Have a quick question? Jump to the Q&A page

Jump to a section
  1. What this dot point is asking
  2. The stages of the software development process
  3. The structured (waterfall) methodology
  4. The iterative (agile) methodology
  5. Comparing the two methodologies
  6. Try this

What this dot point is asking

The SQA wants you to describe the full software development process and to compare the two methodologies that organise it: the iterative (agile) approach and the structured (waterfall) approach. You need to know what happens at each stage, what each stage produces, and when each methodology is the better fit.

The stages of the software development process

Every methodology arranges the same underlying work. Know what each stage delivers.
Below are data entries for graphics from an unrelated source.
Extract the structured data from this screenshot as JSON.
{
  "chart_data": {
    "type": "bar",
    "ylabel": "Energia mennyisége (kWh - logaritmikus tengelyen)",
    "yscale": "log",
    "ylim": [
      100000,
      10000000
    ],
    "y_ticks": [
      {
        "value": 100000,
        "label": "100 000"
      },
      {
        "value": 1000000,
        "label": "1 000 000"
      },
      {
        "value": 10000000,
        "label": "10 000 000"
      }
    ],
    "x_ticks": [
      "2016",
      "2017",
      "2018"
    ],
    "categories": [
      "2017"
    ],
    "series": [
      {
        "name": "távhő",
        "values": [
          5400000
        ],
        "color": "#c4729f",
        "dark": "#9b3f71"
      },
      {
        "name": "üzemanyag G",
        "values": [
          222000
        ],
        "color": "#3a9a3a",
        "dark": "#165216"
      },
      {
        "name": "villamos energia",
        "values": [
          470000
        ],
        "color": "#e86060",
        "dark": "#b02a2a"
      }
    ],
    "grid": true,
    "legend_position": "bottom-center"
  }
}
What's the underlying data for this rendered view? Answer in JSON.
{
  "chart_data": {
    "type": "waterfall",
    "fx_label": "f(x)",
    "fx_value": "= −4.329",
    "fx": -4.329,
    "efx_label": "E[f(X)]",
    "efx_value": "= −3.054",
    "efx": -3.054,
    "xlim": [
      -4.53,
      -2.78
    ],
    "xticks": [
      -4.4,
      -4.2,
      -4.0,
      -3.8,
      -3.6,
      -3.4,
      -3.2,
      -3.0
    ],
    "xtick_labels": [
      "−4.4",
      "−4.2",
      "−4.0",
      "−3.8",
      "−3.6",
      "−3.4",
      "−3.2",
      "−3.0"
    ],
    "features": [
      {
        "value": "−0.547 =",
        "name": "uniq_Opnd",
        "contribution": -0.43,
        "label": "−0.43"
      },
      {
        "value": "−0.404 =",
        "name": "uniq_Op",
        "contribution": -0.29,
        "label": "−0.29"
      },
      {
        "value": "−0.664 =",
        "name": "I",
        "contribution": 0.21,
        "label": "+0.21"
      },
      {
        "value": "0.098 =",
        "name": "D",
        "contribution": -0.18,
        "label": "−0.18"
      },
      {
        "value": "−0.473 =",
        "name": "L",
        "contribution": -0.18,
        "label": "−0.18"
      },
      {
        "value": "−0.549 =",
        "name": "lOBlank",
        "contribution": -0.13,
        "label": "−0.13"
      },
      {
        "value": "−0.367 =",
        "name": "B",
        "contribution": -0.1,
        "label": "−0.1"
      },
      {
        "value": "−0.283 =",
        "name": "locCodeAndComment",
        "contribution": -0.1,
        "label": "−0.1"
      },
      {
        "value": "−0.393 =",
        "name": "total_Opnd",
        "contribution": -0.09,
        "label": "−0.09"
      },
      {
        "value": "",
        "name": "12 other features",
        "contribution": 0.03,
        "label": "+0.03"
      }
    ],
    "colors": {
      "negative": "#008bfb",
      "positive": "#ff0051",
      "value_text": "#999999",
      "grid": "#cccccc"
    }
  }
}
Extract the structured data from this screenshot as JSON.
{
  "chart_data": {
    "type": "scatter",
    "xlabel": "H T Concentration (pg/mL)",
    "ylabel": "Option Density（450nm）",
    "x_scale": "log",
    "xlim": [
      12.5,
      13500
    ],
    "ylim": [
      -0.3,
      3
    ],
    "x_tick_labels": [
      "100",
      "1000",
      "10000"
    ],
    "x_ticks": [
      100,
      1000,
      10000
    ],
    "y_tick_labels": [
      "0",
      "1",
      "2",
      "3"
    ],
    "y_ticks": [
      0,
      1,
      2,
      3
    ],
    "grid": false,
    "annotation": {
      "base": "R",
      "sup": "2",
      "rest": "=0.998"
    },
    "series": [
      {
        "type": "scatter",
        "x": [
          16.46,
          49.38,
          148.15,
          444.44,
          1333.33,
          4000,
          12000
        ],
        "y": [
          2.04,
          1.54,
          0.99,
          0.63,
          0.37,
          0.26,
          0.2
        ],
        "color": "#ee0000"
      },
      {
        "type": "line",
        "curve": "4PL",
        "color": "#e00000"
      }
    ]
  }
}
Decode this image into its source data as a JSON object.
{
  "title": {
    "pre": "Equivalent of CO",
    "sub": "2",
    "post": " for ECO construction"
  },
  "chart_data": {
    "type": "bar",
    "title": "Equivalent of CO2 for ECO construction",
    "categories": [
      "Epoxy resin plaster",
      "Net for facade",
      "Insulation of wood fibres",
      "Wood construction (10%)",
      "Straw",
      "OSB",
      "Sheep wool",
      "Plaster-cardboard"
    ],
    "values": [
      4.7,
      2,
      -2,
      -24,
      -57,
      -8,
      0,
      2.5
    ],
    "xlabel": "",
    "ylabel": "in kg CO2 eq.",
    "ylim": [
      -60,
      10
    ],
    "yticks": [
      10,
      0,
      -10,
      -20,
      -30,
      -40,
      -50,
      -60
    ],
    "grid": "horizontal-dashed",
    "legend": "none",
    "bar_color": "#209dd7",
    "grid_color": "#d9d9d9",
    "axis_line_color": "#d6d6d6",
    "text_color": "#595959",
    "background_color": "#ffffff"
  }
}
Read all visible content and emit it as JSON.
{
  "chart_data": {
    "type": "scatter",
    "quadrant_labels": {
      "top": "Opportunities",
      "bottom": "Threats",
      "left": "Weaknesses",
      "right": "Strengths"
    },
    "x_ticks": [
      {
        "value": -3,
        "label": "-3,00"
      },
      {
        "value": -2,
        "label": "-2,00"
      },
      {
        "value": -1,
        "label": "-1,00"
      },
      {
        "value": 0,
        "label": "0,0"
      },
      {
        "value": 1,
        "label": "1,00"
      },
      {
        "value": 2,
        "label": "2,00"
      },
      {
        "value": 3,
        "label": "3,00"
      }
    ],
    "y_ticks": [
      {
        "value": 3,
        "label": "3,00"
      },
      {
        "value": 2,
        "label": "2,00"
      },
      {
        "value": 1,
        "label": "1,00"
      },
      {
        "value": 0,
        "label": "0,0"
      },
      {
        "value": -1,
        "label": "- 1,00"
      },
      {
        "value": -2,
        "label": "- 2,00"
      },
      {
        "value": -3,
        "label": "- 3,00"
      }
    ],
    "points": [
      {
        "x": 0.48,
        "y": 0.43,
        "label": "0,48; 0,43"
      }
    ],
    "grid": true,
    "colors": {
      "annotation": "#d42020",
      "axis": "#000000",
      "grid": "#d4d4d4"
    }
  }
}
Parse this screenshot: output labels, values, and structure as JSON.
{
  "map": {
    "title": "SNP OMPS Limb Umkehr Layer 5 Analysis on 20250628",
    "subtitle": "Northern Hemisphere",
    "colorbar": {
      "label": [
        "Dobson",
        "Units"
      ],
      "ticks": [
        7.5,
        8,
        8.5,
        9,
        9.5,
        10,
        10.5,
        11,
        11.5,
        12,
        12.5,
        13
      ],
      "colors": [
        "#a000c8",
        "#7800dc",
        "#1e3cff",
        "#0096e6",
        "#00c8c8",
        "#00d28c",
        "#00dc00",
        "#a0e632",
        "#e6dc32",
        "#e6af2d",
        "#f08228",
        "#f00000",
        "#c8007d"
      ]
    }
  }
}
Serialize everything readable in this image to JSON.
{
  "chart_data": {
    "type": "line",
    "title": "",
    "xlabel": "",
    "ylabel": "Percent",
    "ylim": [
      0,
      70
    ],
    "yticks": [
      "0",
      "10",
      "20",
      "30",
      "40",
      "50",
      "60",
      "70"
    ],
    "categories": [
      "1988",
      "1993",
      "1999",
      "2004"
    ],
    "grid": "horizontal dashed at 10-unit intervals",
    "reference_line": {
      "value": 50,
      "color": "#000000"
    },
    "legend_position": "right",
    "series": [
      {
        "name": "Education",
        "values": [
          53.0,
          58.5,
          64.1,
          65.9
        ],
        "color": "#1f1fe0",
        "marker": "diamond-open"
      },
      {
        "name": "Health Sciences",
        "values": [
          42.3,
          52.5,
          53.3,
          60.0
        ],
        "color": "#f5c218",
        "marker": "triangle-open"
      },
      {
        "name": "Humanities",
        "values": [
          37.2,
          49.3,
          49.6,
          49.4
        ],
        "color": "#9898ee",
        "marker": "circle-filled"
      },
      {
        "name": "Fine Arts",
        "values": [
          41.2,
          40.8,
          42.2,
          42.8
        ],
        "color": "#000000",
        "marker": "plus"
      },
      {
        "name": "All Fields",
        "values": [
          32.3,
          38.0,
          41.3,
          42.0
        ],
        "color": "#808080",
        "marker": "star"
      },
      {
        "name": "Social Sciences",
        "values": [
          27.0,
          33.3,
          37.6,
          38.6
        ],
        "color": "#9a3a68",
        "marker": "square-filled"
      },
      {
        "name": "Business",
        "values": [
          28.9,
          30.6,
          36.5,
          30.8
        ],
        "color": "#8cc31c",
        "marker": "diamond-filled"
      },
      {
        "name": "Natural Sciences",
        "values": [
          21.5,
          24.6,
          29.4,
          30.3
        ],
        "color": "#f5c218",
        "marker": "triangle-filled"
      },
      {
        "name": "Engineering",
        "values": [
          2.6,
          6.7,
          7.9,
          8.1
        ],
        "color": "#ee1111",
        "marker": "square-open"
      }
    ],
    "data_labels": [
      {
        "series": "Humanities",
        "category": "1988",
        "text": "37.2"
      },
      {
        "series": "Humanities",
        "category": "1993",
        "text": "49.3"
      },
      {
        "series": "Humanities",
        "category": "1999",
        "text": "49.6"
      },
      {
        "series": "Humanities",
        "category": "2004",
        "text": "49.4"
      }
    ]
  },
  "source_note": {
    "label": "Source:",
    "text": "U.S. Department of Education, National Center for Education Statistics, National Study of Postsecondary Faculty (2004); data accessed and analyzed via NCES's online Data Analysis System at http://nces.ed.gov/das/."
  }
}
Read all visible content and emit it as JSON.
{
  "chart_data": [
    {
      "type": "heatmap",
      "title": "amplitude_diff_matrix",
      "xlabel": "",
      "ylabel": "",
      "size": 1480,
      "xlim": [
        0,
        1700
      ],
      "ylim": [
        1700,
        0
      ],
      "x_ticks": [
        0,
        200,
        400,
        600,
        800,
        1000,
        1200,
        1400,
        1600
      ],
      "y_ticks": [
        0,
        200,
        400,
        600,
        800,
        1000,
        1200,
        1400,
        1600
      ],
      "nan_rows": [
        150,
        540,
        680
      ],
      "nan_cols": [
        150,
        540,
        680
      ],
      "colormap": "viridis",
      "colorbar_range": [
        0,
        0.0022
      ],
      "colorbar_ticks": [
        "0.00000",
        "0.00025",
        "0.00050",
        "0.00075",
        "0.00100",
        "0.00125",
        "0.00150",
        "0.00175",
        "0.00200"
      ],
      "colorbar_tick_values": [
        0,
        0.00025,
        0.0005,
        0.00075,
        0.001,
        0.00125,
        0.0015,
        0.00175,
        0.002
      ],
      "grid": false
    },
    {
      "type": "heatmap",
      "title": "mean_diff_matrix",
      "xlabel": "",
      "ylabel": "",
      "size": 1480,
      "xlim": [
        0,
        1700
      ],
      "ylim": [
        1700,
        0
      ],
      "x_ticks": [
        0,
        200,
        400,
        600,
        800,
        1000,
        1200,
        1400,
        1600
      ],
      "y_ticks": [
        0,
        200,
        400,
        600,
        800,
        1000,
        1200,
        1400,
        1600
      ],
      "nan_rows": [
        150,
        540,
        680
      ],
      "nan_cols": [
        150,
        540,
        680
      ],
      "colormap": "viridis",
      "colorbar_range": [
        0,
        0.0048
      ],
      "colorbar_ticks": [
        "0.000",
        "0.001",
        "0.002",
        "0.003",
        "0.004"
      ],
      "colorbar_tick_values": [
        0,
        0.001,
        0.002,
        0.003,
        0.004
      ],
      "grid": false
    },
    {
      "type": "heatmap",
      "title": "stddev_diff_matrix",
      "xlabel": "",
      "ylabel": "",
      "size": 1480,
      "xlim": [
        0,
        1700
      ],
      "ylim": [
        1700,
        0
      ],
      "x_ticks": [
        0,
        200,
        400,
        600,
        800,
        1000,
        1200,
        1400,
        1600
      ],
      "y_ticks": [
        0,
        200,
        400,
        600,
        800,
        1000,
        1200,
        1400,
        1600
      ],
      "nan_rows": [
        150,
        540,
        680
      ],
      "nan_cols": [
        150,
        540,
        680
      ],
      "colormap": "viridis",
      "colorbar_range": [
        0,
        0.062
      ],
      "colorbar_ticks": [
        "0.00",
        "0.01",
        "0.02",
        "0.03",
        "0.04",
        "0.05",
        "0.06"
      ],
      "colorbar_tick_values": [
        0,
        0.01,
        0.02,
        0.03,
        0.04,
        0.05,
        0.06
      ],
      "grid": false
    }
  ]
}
The structured (waterfall) methodology

In a waterfall approach the stages flow downwards in a single pass: analysis, then design, then implementation, then testing, and so on. Each stage is completed and formally signed off before the next starts, and you only return to an earlier stage to fix a defect. The strength is a clear, heavily documented plan; the weakness is that a requirement missed at analysis is expensive to fix once you are deep into implementation.

The iterative (agile) methodology

An agile approach breaks the work into short iterations (often one to four weeks). Each iteration is a miniature pass through design, build and test that ends with a working, demonstrable increment of the software. The customer reviews each increment and steers the next, so changing requirements are handled cheaply. Agile values working software, customer collaboration and responding to change over comprehensive documentation and rigid plans.

Comparing the two methodologies

The choice is a trade-off, not a verdict that one is always better.

  • Handling change. Agile absorbs changing requirements each iteration; waterfall resists change once a stage is signed off.
  • Feedback. Agile gives the customer working software early and often; waterfall delivers only at the end.
  • Documentation. Waterfall produces heavy documentation at each stage; agile keeps documentation lighter, favouring working code.
  • Predictability. Waterfall gives a clearer up-front cost and timetable; agile trades some predictability for flexibility.
  • Team and project fit. Agile suits small, communicative teams and uncertain problems; waterfall suits large, regulated projects with fixed requirements.

Try this

Q1. Name the stage of the software development process that produces the software specification. [1 mark]

  • Cue. Analysis.

Q2. Give one reason an agile methodology suits a project with frequently changing requirements. [1 mark]

  • Cue. Each short iteration can take on the new requirements without scrapping a frozen up-front specification.

Exam-style practice questions

Practice questions written in the style of SQA exam questions on this dot point, with worked answer explainers. The year tag is the paper they imitate, not the source.

AH style: methodology4 marksA small team is building a fitness-tracking app for a client whose requirements are likely to change as they see early versions. Recommend a development methodology and justify your choice with two reasons.
Show worked answer →

Recommend an iterative (agile) methodology (1 mark). Justification one: agile delivers the software in short increments, so the client sees working features early and can give feedback (1 mark). Justification two: requirements that change part-way through are absorbed in the next iteration rather than forcing an expensive return to a frozen specification, as a waterfall approach would (1 mark). A final mark is available for noting that agile suits a small co-located team because it relies on frequent face-to-face communication over heavy documentation (1 mark).

AH style: process stages3 marksState three pieces of documentation produced across the software development process and the stage that produces each.
Show worked answer →

Any three, one mark each, for example: a software specification produced at the analysis stage (1 mark); a structure or class diagram produced at the design stage (1 mark); a test plan with expected results produced before or during testing (1 mark). Other valid answers include user and technical documentation produced at the documentation stage, or an evaluation report at the evaluation stage. Markers want the document correctly paired with its stage.